Osteoarthritis is the most common joint disorder and there are some factors that make the chances of getting osteoarthritis worse. There is a familial trend, which means it does have a genetic link. Being overweight increases the risk for osteoarthritis because it causes more wear and tear on the joint especially in the hip, knee, ankle and foot.
Fractures or other joint injuries including in cartilage and ligaments in the joint also increase the risk. Jobs or activities that require kneeling or squatting for more than an hour a day or that involve extensive lifting or climbing stairs also can increase the wear and tear on your joints.
Playing sports that involve direct impact on the joint such as football or twisting such as basketball or soccer also can increase the risk of osteoarthritis. Medical conditions such as hemophilia (bleeding disorders) that can cause bleeding into the joint, disorders that block the blood supply near a joint, or other inflammatory diseases such as gout, pseudo-gout or rheumatoid arthritis can also increase the risk of osteoarthritis.
Some alternatives to surgery, which in my humble opinion is always the last intervention to be considered, are lifestyle changes such as applying hot and cold packs to the inflamed joint, eating healthy foods to reduce body weight and reduce inflammation, getting enough sleep, losing weight through moderate exercise and protecting your joints from injury. Even taking small daily doses of acetaminophen (no more than 3 grams) because it has fewer side effects than other over the counter pain medications sounds better than an invasive procedure. Other nonsteroidal anti-inflammatory drugs include aspirin, ibuprofen and naproxen.

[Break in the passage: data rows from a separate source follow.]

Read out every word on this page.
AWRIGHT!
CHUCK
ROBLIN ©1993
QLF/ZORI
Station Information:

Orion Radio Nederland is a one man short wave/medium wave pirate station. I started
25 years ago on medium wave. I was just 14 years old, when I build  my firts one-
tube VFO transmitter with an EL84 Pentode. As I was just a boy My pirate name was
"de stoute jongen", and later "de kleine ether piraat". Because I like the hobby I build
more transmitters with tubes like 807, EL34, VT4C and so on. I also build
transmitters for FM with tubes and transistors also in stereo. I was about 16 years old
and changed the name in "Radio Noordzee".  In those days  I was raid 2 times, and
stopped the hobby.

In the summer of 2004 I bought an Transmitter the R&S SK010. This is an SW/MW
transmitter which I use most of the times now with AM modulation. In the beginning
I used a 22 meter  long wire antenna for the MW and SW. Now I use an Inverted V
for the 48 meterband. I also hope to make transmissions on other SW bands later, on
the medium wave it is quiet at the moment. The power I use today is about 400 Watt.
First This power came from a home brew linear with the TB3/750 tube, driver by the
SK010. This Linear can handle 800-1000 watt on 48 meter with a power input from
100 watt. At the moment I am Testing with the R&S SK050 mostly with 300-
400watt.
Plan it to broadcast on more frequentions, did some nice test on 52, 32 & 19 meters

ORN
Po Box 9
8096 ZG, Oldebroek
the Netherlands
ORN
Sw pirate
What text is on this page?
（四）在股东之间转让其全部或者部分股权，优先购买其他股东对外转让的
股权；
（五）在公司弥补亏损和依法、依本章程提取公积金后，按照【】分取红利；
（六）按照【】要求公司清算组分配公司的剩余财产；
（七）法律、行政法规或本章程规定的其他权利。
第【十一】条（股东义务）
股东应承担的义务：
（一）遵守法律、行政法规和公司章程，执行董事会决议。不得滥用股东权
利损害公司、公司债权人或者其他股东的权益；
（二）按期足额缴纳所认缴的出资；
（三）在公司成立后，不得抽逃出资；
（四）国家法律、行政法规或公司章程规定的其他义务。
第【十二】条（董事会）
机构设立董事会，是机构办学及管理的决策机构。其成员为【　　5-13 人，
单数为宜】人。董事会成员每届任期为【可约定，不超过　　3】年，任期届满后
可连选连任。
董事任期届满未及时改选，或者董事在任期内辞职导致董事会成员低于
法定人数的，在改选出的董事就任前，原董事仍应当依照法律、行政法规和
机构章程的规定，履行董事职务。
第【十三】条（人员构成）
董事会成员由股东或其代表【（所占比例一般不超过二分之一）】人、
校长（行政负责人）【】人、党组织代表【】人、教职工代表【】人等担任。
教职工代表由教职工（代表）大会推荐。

You would always want to ask your doctor about taking any kind of medications especially if you are taking other medications as well. Other sources say that using supplements such as glucosamine and chondroitin sulfate and capsaicin skin cream can provide relief from joint pain. Exercise and physical therapy may also help improve muscle strength to support the joint as well as help with balance. Massage from a licensed massage therapist who knows how to deal with sensitive joints may provide relief as well. Doctors or therapists may recommend a brace or a splint to provide support to a weakened or arthritic joint. This is something that should be fitted and monitored by a health care professional. Acupuncture is another known therapy that may provide relief to affected joints. The injection of S-adenosylmethionine (SAMe) is synthetic chemical that may help reduce joint inflammation and pain.
Other types of surgery to repair damaged joints include arthroscopic surgery to trim and replace torn and damaged cartilage, osteotomy to change the alignment of a bone to reduce the stress on the joint, surgical fusion or total or partial joint replacement.
You might guess that I’m all in favor of people reducing their weight, eating right and getting enough sleep and not doing activities that might lead to joint damage. It seems to me that over the past years people are treating replacement surgeries like it is the expected and right thing to do as you get older. I beg to differ. Looking after yourself is the right thing to do. Your body is not like a machine that when a part wears out, you just drop a new part into it. If you take care of your body your body will serve you well — for a life time. In my opinion, surgery should always be the last resort after your have tried everything else.